Kessler ranks second nationally in passing efficiency. He has completed 45 of 57 passes for 650 yards, with no interceptions.
Hogan completed 17 of 29 passes for 341 yards and three touchdowns in a 31-7 victory over Central Florida that evened the Cardinal’s record at 1-1.
Hogan’s first touchdown of the season came on a 53-yard flea-flicker to receiver Michael Rector. “It was almost like breaking the ice,” Hogan told reporters after the game. “I think everyone kind of settled in after that and felt comfortable.”
Hogan also had a seven-yard touchdown pass to running back Christian McCaffrey and connected with running Bryce Love for a 93-yard touchdown.
It was comeback of sorts for Hogan, who completed 20 of 35 passes for 155 yards, with an interception, in the Cardinal’s 16-6 opening loss against Northwestern.
Last season, neither Kessler nor Hogan passed for a touchdown in the Trojans’ 13-10 victory at Stanford. Kessler completed 15 of 22 passes for 135 yards. Hogan was 22 of 30 for 285 yards.

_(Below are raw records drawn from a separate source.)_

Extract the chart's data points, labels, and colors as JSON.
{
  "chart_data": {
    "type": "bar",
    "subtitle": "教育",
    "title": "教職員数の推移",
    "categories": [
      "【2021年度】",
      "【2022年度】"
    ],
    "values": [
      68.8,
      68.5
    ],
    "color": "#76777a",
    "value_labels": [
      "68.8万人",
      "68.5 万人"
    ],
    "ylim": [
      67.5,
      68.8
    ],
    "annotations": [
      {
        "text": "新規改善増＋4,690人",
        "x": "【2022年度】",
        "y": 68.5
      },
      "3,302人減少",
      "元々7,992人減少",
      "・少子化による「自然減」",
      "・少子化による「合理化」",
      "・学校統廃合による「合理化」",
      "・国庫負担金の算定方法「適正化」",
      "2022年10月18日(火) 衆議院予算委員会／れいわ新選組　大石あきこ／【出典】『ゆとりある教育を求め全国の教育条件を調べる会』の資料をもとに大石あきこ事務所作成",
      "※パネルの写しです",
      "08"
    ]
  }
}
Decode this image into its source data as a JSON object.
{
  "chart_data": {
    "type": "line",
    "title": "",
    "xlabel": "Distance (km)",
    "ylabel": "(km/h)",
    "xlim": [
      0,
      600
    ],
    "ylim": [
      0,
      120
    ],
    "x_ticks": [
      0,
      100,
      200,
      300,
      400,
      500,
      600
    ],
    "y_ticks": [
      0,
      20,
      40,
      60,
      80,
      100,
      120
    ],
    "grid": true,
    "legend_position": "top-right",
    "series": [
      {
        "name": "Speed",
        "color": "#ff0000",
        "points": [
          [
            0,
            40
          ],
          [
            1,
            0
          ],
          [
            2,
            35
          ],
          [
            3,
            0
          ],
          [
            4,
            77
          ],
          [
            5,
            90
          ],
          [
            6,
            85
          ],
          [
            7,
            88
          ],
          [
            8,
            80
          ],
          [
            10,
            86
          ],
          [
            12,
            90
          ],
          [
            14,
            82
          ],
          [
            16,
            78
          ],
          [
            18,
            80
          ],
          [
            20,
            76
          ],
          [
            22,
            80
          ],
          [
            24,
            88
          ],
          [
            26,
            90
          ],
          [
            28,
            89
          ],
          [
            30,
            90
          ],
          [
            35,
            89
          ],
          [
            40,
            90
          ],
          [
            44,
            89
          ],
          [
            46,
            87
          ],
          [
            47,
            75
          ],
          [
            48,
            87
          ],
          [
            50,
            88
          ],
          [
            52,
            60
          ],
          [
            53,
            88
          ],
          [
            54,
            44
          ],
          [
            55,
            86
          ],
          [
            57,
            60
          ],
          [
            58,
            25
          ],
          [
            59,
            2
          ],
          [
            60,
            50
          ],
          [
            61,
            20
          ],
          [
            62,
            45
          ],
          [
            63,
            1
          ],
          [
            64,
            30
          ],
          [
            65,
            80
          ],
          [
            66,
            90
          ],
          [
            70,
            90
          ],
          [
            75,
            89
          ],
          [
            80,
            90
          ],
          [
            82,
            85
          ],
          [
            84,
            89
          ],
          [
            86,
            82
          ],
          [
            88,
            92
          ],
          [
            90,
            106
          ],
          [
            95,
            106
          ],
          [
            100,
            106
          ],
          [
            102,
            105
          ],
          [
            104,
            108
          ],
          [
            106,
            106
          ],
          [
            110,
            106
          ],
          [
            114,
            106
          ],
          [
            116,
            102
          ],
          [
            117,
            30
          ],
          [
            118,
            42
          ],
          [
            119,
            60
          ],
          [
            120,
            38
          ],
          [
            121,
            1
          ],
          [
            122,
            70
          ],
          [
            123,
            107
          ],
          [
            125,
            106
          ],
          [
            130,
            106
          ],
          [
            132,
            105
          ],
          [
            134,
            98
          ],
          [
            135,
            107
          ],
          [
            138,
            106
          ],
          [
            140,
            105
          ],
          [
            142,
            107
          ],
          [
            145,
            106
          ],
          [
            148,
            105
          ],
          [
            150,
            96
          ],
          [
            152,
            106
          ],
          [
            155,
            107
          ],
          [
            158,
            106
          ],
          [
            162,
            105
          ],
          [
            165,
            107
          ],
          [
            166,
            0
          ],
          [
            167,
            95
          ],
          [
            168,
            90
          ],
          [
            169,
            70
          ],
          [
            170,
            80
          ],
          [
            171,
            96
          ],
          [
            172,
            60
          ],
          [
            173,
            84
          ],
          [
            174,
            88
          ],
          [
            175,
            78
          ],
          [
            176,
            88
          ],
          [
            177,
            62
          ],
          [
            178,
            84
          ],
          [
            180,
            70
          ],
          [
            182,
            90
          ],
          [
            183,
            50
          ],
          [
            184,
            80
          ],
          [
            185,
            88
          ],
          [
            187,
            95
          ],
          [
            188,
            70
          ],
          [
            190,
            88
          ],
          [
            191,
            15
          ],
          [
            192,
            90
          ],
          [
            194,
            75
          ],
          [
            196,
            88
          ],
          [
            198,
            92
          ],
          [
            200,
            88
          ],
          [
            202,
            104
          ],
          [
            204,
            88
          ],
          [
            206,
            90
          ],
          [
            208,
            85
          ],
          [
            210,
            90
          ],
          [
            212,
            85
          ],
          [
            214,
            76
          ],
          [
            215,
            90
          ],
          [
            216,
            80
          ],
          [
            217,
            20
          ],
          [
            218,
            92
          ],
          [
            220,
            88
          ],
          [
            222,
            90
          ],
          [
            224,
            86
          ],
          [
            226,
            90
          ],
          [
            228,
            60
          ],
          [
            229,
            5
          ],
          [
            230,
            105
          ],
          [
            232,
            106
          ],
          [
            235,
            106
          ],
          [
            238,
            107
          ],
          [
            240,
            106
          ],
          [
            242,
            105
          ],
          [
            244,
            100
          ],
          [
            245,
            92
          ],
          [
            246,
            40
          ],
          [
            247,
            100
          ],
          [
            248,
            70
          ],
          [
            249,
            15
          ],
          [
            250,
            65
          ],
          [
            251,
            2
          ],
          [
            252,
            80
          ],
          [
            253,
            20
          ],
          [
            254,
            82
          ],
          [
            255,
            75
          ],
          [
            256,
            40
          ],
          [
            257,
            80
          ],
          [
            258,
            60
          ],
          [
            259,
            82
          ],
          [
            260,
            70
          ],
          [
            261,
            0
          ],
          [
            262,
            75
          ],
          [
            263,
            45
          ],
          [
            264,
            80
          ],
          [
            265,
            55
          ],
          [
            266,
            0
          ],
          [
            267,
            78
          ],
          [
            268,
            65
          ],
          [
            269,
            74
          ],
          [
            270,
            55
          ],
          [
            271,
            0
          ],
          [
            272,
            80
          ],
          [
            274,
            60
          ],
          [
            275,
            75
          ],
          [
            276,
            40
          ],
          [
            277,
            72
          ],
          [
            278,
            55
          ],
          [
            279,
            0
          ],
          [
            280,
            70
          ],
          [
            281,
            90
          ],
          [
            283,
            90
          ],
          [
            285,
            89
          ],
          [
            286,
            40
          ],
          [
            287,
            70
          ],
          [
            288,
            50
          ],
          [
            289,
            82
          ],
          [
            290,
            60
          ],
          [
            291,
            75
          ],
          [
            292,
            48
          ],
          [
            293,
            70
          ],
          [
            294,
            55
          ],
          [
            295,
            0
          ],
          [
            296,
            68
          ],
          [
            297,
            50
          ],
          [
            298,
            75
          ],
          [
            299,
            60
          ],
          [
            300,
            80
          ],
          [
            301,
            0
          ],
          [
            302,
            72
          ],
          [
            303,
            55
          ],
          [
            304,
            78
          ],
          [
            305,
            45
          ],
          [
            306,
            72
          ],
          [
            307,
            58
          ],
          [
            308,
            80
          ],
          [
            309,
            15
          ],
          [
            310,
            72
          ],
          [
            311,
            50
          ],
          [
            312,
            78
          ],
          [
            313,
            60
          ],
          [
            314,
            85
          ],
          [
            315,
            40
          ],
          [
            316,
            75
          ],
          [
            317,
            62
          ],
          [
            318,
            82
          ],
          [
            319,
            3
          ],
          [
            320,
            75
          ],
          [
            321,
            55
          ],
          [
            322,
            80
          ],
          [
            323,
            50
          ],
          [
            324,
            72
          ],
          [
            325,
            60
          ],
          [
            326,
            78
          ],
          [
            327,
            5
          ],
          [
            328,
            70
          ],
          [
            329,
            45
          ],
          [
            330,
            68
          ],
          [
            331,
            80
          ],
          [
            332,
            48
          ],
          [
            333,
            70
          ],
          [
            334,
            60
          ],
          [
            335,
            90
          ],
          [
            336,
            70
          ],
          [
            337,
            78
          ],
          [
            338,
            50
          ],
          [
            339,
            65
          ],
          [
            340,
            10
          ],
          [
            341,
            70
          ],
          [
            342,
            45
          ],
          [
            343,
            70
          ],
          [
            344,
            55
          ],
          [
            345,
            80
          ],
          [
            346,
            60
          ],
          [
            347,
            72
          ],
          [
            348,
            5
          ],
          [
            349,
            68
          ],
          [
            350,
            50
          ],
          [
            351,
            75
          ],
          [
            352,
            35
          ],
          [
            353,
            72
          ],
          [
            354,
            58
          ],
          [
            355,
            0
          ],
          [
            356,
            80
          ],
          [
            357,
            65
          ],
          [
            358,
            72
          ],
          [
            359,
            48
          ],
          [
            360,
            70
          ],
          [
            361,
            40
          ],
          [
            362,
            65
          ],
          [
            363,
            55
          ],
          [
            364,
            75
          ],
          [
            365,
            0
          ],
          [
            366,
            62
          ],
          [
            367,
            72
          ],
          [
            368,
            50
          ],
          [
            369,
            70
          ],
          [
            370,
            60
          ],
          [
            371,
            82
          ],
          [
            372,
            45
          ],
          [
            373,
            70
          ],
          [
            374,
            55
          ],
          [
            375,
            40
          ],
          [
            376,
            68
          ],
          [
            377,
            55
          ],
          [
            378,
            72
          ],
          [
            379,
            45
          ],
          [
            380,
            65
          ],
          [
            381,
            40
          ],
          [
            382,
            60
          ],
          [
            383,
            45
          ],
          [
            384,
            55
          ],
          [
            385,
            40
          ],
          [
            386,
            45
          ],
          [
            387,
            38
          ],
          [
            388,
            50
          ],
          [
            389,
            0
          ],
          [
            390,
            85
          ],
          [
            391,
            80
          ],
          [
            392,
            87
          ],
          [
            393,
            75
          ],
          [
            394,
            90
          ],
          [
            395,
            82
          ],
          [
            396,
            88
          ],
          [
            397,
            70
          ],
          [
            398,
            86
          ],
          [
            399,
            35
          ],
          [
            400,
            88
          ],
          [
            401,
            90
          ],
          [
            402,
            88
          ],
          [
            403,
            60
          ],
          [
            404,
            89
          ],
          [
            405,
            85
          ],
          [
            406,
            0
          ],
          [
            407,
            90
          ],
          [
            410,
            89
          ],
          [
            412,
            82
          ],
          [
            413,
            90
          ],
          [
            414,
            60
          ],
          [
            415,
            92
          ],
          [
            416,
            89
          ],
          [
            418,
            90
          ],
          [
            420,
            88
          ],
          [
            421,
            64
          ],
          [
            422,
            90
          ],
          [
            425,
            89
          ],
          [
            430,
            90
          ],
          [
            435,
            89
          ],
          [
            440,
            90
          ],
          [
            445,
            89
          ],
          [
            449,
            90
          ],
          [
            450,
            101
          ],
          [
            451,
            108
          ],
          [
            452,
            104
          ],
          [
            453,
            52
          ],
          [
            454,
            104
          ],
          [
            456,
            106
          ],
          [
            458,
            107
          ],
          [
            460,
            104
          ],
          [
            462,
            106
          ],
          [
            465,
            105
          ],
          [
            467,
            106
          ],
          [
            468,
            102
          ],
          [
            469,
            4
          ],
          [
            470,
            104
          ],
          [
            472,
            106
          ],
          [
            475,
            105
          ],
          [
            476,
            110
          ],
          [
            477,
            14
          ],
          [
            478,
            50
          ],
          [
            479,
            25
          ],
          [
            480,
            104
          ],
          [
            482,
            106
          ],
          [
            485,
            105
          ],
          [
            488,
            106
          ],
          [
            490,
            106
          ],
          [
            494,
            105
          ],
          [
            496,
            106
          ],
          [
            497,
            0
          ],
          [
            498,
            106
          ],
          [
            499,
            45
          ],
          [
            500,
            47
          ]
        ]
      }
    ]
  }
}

The Trojans sealed the victory when linebacker J.R. Tavai sacked Hogan and forced him to fumble.
Take a breath
USC has only two sacks in two games, so pressuring Hogan into bad decisions will be one of the defense’s main goals Saturday.
Stanford generally huddles after each play, which could help the Trojans gear-up a pass rush that has lagged.
“Any time an offense huddles like that is rare now,” USC linebacker Scott Felix said. “So you get a little bit of a breath, instead of just running to the next play. That helps us.”
Adoree’ Jackson showed a flash of his ability to elude and escape tackles against Idaho, mesmerizing the Coliseum crowd during a zigzag across the field on a 30-yard pass reception.
“I was just out there having fun, doing what I know,” he said.
Jackson, a starting cornerback, was in for 47 plays, including six on offense. He caught four passes for 62 yards.
Jackson had only seven yards on three punt returns, but he is raising eyebrows with his daring and reluctance to call for a fair catch.
Jackson said he called for a fair catch only once in high school — and that he regretted the decision when he saw the closest defender was 10 yards from him.
“Ever since then, I’ve always caught the ball because you never know what’s going to happen,” he said. “All you’ve got to do is make the first guy miss. If they get a good hit or whatever, you just have to bounce back up.”
Coach Steve Sarkisian said he has no problem with that mentality.
“The guy has such belief in himself,” Sarkisian said. “He’s not thinking about not getting hurt. He’s thinking about how can he get to the end zone.”